The Passion Of The Christ
- Film Worth:$14.00
- FILMINK rates movies out of $20 - the score indicates the amount we believe a ticket to the movie to be worth
How do you court controversy in Hollywood? You bait one of the most powerful institutions...
How do you court controversy in Hollywood? You bait one of the most powerful institutions in the country. Nobody cares if you depict half naked women using their bodies to get ahead. Nobody minds much if you blow a gang of baddies away with an AK-47. Nobody even minds car chases or natural disasters with destruction of epic proportions.
But portray religion and you're asking for trouble. As even Kevin Smith (Dogma) found out, you're waving a red flag to the Christian Right before you'll even get a single frame shot.
We all heard the media noise months ago about Mel Gibson's new Jesus Christ project. The most vocal opponents were Jewish groups who feared that the world's most famous devout Catholic was making a movie about Jesus; their assumption was that it would automatically point an accusing finger at Jews for killing Jesus.
While everyone from the Vatican to various Jewish lobby groups got in on the act, most just wondered about the merits of a feature film shot in two languages that were out of use, without the benefit of subtitles.
And finally the wait's over. The Passion has become The Passion Of The Christ, subtitles have been added, and even the Pope's given it the thumbs up (and it must be good if it kept him awake that long).
The verdict is twofold. As a piece of cinema, The Passion Of The Christ is a triumph. Director Gibson, cinematographer Caleb Deschanel, score composer John Debney, and the sound effects and make up team have crafted the most powerful and effective film of the year so far, and more so than many in recent years.
As an experience, be warned: it's not for the overly sensitive. Harrowing is too soft a word for the emotional and mental jack-hammering the film will give you. Depicting the final day of Christ's life, it's almost two and a half hours of the most brutal scenes you've ever seen on a film screen. To many, the savagery will be offensive.
So like the recent offering Irreversible, it's not a film to be enjoyed, but rather experienced. This is no Good News Bible derived depiction, and forget all the happy images you may remember from Sunday School books or most other movies about Christ, which offer him up as a glowing, untouchable angel. The Passion Of The Christ tells the story as it is in the Bible, but with an army of movie effects people to ram every lifelike and horrible aspect home like a nail through the hand.

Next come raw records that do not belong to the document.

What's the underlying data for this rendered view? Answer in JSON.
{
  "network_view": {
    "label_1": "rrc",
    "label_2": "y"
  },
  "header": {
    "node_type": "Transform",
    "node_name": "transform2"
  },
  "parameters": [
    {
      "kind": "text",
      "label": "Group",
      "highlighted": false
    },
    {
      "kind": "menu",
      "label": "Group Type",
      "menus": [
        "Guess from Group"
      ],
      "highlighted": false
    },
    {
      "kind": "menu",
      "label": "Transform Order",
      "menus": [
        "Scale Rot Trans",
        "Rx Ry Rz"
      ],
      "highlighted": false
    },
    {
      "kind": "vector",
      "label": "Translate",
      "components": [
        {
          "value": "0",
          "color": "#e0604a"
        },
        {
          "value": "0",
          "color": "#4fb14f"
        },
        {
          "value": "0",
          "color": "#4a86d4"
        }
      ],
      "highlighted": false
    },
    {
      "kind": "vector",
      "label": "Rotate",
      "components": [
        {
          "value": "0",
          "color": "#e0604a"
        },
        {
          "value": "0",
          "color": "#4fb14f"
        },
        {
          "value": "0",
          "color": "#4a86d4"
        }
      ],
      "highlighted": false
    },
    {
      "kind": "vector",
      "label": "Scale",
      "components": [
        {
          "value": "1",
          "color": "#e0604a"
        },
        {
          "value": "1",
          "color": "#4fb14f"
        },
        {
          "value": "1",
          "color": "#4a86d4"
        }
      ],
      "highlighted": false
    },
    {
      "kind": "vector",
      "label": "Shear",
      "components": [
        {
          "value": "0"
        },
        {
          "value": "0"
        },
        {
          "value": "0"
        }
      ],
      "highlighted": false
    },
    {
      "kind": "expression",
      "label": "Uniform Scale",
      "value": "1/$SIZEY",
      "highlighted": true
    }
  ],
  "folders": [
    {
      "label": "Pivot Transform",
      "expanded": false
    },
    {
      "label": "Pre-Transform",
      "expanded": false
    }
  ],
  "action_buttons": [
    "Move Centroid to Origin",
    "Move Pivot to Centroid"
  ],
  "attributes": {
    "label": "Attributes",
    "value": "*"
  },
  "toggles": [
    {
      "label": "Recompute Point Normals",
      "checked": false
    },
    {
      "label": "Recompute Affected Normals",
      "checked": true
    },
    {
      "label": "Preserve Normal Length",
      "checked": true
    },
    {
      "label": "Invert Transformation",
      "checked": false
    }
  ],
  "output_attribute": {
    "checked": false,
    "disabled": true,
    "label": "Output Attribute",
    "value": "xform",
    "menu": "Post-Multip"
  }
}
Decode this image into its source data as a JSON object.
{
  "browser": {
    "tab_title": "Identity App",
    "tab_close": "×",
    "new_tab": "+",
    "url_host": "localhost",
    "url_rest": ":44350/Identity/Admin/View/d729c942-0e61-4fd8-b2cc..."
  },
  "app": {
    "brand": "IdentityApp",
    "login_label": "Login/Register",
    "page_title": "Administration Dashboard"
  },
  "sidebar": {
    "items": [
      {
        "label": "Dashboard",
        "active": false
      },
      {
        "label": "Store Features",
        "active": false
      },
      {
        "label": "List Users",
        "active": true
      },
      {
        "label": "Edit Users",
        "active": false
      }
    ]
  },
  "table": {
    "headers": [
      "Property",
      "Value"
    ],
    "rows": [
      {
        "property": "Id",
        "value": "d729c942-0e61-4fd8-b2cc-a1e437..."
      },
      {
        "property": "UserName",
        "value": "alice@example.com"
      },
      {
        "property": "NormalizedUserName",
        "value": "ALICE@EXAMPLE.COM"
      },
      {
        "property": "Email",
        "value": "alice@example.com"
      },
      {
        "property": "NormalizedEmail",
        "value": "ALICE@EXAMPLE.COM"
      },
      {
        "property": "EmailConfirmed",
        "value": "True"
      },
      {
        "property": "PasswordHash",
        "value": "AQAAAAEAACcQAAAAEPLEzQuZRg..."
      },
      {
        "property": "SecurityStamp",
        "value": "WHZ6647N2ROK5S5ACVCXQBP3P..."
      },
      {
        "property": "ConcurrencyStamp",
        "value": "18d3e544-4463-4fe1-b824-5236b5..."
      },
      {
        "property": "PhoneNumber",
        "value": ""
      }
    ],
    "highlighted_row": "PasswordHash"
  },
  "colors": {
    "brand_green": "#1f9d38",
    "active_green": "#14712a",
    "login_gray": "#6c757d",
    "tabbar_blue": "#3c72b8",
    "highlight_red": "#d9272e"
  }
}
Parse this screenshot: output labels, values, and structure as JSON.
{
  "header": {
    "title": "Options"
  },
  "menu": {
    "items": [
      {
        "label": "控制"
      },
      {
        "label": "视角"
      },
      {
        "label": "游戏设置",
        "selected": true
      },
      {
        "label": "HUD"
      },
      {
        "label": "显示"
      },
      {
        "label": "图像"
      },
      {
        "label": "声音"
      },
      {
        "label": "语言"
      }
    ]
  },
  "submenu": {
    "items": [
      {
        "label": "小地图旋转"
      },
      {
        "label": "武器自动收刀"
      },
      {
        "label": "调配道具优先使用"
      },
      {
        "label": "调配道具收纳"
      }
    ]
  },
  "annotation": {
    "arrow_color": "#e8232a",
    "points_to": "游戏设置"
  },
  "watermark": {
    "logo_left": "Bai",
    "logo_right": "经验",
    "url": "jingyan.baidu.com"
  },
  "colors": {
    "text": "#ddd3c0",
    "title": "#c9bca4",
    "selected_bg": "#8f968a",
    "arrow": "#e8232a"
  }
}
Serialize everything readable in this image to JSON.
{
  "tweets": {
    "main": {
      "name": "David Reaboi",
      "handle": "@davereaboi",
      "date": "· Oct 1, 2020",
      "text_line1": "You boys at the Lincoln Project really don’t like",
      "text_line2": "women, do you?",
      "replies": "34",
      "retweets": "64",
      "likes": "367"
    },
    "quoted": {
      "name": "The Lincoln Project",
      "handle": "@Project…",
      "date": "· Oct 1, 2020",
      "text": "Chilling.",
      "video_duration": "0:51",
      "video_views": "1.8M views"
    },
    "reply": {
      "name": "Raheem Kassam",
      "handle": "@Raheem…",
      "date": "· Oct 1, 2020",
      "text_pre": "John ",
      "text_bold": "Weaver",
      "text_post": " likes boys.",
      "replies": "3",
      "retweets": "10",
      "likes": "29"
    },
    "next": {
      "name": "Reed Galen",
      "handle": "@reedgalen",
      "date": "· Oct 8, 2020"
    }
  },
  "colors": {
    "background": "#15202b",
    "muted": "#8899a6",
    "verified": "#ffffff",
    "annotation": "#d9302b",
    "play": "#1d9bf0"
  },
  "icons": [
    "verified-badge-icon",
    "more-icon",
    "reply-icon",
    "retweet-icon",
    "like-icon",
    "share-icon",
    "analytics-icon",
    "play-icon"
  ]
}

The film begins with Judas betraying Christ (Jim Caviezel, as graceful and noble an actor who's ever portrayed Jesus, and the perfect choice with his wise, caring eyes) to the Judaist High Priests, whose laws forbid them to kill him but who try to convince the local Roman administrator Pontius Pilate to put him to death for his claiming to be the Messiah.
Stuck between a political rock and a hard place, Pilate has no choice but to cave in to them, and we get to watch every ferocious detail of Christ's torture right up to his bearing the cross of his own crucifixion.
There's enough bloodshed and violence visited upon Christ (in gory detail) to justify calling Passion a horror movie, and just when you hope Gibson will pull his punches, he slams you even harder.
But in its way, this is a beautiful film too, showing us (as Gibson intended) the human side of Christ and how he suffered instead of the ethereal, omnipotent figure we imagine. Gibson asks the question: what sort of man was he to withstand such brutality for his beliefs, and how did it affect the man inside the flesh?
Like a good filmmaker, Gibson doesn't avoid telling the story well, from a fantastic depiction of Satan trying to tempt Jesus away from God in his last hours to flashbacks that show us his mother Mary, his saving of Mary Magdelene (Monica Bellucci), his teachings and his warnings at the last supper.
And as he proved in Braveheart, the film is Gibson's canvas, and every facial expression of Caviezel's, every teardrop, pool of blood and shred of hanging flesh add up to something close to cinematic poetry.
This is definitely not for the squeamish, which is unlucky for them - it's a must see.